To avoid higher costs for online students, UK caps tuition for undergraduates
The University of Kentucky will cap tuition and mandatory fees for full-time students irrespective of how many in-person or online classes a student takes.
In previous years, students who took online classes would typically have to pay more per class than a student who took classes in-person only. But with the pandemic pushing more students toward online or hybrid learning classes, the university opted to keep tuition flat, UK President Capilouto wrote in an email to the campus on Friday.
Tuition and fees for in-state students will be locked at a maximum of $6,242. Out-of-state students will pay a max of $15,647.

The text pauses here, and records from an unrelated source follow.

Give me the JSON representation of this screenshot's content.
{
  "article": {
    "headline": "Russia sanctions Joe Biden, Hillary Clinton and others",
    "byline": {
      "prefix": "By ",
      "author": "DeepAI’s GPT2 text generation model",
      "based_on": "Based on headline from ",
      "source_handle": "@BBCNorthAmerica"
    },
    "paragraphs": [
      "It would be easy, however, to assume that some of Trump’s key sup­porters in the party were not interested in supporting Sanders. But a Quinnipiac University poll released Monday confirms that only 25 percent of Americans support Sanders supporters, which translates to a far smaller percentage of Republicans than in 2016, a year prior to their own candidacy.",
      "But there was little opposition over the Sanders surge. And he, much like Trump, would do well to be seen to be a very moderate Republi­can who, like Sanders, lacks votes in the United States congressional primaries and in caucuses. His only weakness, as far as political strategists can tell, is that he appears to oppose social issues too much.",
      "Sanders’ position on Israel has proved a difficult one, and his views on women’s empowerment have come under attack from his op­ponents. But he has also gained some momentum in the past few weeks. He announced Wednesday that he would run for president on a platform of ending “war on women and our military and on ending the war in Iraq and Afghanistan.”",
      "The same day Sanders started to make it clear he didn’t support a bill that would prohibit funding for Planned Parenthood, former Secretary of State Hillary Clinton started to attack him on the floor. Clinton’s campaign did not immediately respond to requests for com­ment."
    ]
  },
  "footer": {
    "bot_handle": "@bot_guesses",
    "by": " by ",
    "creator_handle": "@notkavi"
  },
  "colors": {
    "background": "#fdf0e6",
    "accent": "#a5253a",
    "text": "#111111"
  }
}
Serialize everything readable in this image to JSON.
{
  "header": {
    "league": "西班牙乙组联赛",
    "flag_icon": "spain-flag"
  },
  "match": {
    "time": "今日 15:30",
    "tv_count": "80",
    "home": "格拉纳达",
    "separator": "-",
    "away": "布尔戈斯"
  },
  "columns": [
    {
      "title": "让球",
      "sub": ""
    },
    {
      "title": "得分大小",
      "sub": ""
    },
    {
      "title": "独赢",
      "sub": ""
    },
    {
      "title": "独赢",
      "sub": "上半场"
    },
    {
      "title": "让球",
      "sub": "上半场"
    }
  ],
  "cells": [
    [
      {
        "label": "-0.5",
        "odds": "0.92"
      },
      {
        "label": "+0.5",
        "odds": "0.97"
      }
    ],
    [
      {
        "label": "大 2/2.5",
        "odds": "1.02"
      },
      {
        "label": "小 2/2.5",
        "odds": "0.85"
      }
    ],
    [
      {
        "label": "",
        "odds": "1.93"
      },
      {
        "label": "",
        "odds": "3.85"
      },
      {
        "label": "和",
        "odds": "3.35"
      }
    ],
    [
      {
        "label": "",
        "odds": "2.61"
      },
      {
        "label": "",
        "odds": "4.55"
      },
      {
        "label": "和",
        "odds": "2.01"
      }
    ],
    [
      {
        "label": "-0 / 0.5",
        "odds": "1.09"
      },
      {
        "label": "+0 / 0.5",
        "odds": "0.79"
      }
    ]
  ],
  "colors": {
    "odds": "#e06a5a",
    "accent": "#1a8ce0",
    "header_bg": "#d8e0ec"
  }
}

According to a press release, the cap will cost the university $5 million in lost tuition revenue, and officials are evaluating whether or not the cap will continue into the spring semester.
“As we plan our return to face-to-face instruction, we know that many students and faculty want the option to explore online, alternative or hybrid learning formats,” Capilouto wrote. “Without the cap, the result for many undergraduate students would have been higher tuition and fees than they would have incurred with more in-person options.”
Capilouto wrote that students could potentially save “several hundred, if not thousands, of dollars.” He wrote that a full-time, in-state student taking 12 in-person hours and three hours online would normally pay $7,937, but with this fall’s tuition cap, the student would pay almost $1,700 less.
Last school year, undergraduate students had to pay online learning rates per credit hour of online class. Students taking a mix of online and in-person classes had to pay an additional $601 per online hour. Online-only students had to pay $570 per additional hour.
In June, the university’s board of trustees approved a 1 percent tuition increase for in-state students and a 2 percent bump for out-of-state students — the lowest annual increase in decades. Tuition for in-state, undergraduate students would go from $6,180 this past school year to $6,242. Out-of-state tuition would go from $15,340 to $15,647.
Last year, overall enrollment was 30,545 with 22,276 of those undergraduate students.